Regarding the first two, I believe the deconvolution output returns enough to extract this information.

Intensity ratio setting is a hard limit on how different relative intensities are allowed to be from averagine intensities. The more molecules we have, the closer the intensity levels should match the theoretical intensities, which are similar to averagine intensities.

Would you define S/N ? In mzml files, the "noise" array is not present, so it must be estimated in some way?

Min charge state - I will add this in.

RT window size: how is this useful? I feel that by restricting RT, we will only deteriorate our deconvolution results.

leahvschaffer commented 7 years ago

For the first two, not really. I can get the charges seen and calculate the m/z of each charge state. I don't know intensity of each charge state. In PS we weight the monoisotoipc mass calculation by intensity of charge state. I don't know if this similar calc is already being done.

Rob has found that the min peak in the y array is a good approximation

Is it deconvoluting a given mass across the entire RT range of the whole run? I need to know where each proteoform is most abundant in RT space (the apex RT as stated above) because then we only aggregate/make EE comparisons with experimentals nearby in RT...

leahvschaffer commented 7 years ago

What is a good starting point for intensity ratio?

stefanks commented 7 years ago

Ah, you're right, the peak objects are hidden in private fields. I will make those public to expose all the information.

Yes, it is deconvoluting across the entire RT range. Once you get all the peak info, you cold extract the most abundant time.

5 worked well for me for intensity ratio

stefanks commented 7 years ago

All issues fixed here: https://github.com/smith-chem-wisc/mzLib/commit/91b805c762f3dbffa356b6f07bbf086260fbf482

rmillikin commented 7 years ago

I'd like to add my 2c and say that deconvolution probably shouldn't assume the monoisotopic mass is below the limit of detection if the theoretical monoisotopic intensity is above noise.

This is a complicated way of saying: "Is the monoisotopic peak observed? and if not, should it be observed given the intensity of the isotope envelope and the noise level?"

stefanks commented 7 years ago

Sorry, I don't understand

rmillikin commented 7 years ago

let's discuss when you're in

stefanks commented 7 years ago

The way I understand this:

We would like to explore whether sometimes imputed peaks are above the expected noise level, thus should have been present in the spectrum in the first place. In this case the detected match may be wrong.

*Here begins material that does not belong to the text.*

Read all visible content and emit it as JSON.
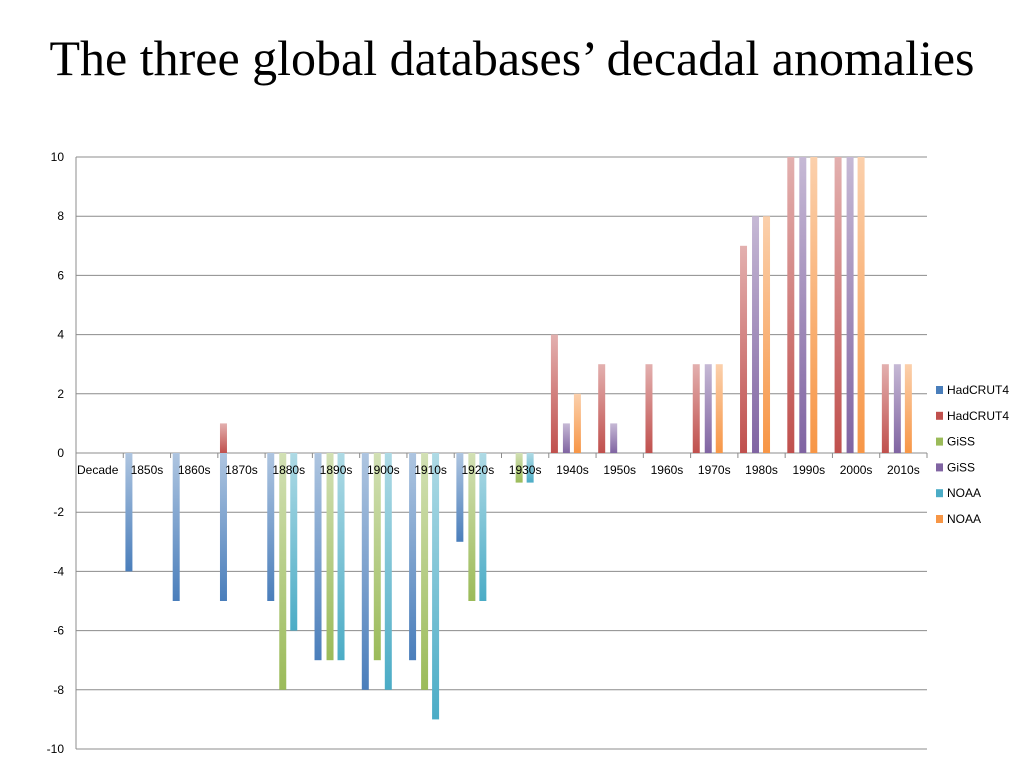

rmillikin commented 7 years ago

part of the score could be how gaussian the elution profile looks

stefanks commented 6 years ago

Another thought: the "intensity ratio" parameter, that decides how stringent we are with the requirement that intensities match averagine, should be computed automatically/dynamically based on things like TIC/mass/ratio of isotope envelope intensity to TIC/something else.

Instead of just being hard-coded.